Arms Race
- Cover art by Jon Wetor
- Designers: Dave Casciano
- Illustrators: Jon Wetor
- Publishers: AWA
- Publication: 1976
- Genres: World War III

= Arms Race (game) =

Board wargame published in 1976

Arms Race, subtitled "Simulation of Global War and Strategic Building 1950-2001", is a board wargame published by Attack Wargaming Association (AWA) in 1976 that simulates a hypothetical war between the U.S. and U.S.S.R. using increasingly powerful weapons.

==Contents==
Arms Race is a two-player game in which the USA and USSR wage war from 1950 to 2001. Players have the choice of using conventional or nuclear weapons, as well as land, sea and air forces. Players can spend money on guerilla forces, political subversion, spies, transportation systems, or economic aid to neutral countries being fought over. The game comes with several proposed scenarios.
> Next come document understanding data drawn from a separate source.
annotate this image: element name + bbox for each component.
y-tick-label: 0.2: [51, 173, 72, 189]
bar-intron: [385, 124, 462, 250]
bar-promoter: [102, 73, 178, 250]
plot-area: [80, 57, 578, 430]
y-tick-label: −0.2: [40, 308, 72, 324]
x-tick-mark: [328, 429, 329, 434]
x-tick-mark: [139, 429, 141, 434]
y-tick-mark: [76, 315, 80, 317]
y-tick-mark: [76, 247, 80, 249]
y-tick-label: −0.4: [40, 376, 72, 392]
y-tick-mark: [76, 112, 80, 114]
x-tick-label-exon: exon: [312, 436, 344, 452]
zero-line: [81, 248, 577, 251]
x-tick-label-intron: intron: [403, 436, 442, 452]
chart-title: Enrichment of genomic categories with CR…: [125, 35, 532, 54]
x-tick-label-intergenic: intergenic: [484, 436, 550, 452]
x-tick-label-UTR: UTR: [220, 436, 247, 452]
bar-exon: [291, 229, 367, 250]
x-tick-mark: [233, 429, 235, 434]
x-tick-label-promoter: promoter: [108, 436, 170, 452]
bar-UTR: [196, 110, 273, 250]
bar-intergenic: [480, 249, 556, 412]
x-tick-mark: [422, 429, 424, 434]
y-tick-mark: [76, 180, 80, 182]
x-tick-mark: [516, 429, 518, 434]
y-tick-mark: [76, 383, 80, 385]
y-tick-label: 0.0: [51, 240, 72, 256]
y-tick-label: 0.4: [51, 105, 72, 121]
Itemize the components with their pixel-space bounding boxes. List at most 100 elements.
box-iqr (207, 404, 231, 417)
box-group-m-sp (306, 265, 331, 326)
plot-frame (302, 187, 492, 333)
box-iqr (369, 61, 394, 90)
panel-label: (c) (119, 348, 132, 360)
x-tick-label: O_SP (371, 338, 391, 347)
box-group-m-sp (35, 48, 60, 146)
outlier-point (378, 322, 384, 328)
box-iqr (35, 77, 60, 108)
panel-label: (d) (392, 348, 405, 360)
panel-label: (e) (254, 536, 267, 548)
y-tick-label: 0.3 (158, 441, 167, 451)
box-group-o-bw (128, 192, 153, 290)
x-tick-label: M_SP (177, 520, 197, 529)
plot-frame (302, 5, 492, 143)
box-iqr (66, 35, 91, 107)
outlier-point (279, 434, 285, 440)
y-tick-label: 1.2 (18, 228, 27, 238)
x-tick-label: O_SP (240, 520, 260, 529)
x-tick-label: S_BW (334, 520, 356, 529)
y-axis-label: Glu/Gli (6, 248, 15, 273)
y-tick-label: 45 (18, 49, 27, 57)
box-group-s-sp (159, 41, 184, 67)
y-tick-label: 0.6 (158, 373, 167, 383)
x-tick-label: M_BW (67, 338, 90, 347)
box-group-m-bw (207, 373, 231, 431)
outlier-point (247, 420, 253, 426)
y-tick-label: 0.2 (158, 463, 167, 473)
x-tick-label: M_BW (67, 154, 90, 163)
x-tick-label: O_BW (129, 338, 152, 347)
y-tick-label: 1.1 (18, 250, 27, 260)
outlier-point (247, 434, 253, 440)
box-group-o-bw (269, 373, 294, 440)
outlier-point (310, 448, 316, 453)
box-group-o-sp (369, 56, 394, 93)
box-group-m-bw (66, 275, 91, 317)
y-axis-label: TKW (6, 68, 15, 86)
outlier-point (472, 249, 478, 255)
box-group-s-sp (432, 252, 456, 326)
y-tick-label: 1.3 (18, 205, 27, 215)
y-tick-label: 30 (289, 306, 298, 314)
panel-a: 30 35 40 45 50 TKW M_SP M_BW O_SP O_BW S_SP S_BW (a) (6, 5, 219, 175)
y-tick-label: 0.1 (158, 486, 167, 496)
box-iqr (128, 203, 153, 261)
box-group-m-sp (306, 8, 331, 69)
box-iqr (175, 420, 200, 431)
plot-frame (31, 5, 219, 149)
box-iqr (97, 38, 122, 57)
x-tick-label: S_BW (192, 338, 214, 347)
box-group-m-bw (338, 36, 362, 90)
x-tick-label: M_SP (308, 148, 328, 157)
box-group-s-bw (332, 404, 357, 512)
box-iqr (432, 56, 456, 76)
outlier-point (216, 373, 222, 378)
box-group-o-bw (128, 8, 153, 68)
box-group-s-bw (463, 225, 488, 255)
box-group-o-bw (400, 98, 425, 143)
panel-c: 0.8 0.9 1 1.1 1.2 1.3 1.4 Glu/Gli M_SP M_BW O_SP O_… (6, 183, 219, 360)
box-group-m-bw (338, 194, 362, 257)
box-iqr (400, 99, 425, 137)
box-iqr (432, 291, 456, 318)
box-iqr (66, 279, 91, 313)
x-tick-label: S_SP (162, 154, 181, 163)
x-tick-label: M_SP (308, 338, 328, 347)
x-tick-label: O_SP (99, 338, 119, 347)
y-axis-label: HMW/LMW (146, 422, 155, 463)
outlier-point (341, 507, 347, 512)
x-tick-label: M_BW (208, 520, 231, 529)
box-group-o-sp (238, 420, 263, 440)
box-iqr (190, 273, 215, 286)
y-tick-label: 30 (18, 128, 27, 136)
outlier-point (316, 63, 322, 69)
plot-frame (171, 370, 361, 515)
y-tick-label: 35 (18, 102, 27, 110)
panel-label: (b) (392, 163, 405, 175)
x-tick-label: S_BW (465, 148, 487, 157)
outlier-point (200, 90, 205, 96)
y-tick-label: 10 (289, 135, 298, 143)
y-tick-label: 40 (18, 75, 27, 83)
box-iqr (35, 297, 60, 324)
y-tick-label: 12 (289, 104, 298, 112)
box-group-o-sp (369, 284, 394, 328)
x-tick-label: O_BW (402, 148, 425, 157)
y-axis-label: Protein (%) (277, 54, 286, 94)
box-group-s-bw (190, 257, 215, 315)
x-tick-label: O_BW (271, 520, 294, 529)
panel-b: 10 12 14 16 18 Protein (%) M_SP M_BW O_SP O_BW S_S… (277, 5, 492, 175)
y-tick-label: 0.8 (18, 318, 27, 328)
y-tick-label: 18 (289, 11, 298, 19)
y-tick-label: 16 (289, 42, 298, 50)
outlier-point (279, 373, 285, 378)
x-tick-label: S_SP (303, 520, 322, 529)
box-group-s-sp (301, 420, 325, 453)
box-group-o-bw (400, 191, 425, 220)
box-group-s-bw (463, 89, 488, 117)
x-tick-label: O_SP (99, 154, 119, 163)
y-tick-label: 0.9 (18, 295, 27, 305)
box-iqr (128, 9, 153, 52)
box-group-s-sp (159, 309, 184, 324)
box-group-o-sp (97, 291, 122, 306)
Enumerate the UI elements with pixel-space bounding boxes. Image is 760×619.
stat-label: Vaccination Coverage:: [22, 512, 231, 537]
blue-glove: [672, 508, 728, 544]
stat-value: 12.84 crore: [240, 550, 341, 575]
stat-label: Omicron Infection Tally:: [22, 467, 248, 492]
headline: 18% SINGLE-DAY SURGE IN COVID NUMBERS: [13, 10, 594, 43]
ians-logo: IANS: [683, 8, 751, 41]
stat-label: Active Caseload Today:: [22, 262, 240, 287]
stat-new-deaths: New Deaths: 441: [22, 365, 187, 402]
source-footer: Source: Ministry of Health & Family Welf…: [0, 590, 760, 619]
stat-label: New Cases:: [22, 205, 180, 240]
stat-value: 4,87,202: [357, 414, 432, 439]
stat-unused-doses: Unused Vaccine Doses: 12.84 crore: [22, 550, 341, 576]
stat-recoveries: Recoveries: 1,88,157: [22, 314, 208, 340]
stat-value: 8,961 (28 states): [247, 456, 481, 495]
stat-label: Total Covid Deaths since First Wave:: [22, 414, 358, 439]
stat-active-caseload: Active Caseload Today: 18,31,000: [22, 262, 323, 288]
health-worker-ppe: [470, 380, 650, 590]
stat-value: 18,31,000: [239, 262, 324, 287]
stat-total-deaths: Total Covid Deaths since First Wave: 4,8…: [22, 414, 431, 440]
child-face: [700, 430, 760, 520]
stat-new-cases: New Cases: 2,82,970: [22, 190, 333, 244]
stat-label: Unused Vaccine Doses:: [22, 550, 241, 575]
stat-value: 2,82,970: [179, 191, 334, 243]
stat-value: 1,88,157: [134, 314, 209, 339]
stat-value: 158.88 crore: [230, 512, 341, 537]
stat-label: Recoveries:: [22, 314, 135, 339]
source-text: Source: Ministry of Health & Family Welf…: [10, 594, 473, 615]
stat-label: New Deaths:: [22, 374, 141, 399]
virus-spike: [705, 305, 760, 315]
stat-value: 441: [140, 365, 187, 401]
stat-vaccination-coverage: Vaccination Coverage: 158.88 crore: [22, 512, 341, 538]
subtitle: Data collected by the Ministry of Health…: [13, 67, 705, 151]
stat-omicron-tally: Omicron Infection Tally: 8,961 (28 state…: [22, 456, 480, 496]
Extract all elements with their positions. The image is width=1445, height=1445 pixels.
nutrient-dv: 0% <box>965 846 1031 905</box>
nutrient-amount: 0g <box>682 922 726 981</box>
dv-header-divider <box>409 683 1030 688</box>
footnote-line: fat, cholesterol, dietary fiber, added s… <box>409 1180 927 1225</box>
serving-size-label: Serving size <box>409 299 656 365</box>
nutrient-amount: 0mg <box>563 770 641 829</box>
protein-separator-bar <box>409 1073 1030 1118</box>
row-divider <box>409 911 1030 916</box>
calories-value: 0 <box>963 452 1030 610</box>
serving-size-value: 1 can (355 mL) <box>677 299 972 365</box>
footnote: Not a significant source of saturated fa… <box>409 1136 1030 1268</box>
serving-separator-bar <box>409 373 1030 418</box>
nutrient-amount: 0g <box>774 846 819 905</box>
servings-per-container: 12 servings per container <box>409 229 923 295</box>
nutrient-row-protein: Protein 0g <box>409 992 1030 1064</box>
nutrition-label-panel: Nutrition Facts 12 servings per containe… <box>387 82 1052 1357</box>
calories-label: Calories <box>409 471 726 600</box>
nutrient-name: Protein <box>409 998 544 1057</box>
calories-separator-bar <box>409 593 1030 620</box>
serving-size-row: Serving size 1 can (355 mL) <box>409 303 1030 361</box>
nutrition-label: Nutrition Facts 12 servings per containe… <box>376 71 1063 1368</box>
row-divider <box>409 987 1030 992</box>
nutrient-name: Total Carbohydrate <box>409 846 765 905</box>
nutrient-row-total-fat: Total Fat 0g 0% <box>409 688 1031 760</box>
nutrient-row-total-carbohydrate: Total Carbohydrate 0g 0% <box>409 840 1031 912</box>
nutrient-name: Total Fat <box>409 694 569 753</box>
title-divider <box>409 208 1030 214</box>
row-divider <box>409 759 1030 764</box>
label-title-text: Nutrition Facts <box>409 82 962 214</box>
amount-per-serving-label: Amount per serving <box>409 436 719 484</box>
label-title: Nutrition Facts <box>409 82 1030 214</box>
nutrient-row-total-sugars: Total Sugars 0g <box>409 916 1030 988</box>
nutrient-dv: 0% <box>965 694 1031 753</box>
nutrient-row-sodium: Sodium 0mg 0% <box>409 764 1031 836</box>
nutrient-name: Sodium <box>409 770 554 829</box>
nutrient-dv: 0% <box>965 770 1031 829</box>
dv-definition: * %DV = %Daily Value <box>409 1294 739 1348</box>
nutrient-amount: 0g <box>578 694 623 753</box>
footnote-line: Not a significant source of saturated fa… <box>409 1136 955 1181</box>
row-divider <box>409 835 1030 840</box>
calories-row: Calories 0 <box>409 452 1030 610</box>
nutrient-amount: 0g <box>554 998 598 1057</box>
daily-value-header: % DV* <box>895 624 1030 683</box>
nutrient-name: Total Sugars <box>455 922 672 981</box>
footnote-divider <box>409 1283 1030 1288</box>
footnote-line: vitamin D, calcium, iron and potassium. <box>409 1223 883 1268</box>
Optional rules allow for a third player (taking the role of China), and a fourth player (taking the role of Nazi Germany that has somehow survived World War II.)

==Publication history==
In 1976, Dave Casciano designed Arms Race, which was subsequently published by his company AWA (also known as Dave Casciano Co. or DCC) packaged in a ziplock bag, with cover art by Jon Wetor. The self-published game was not well-received by the gaming community — in a 1980 readers poll conducted by Ares of 70 science fiction games, Arms Race placed 65th.

==Reception==
In the 1977 book The Comprehensive Guide to Board Wargaming, Nicholas Palmer described the game as "the USA and USSR [...] slugging it out with armour, infantry, fighters, bombers, spy satellites, U2s, guerillas, transports, subversive political groups, secret foreign services, extensive production rules, and the threat of nuclear war."

In The Guide to Simulations/Games for Education and Training, Martin Campion noted the central concept of the game "is to build the right thing at the right time." However, Campion felt the game "is a very good idea but somewhat flawed in the execution. The rules are sometimes more suggestive than explanatory, the counters are poorly printed and impossible to punch out, and the map is hard to read and aggressively ugly." For teachers planning to use it in the classroom, Campion suggested that they should "be prepared to make up some rules as you go along. Also, it will be better to plan on making your own map."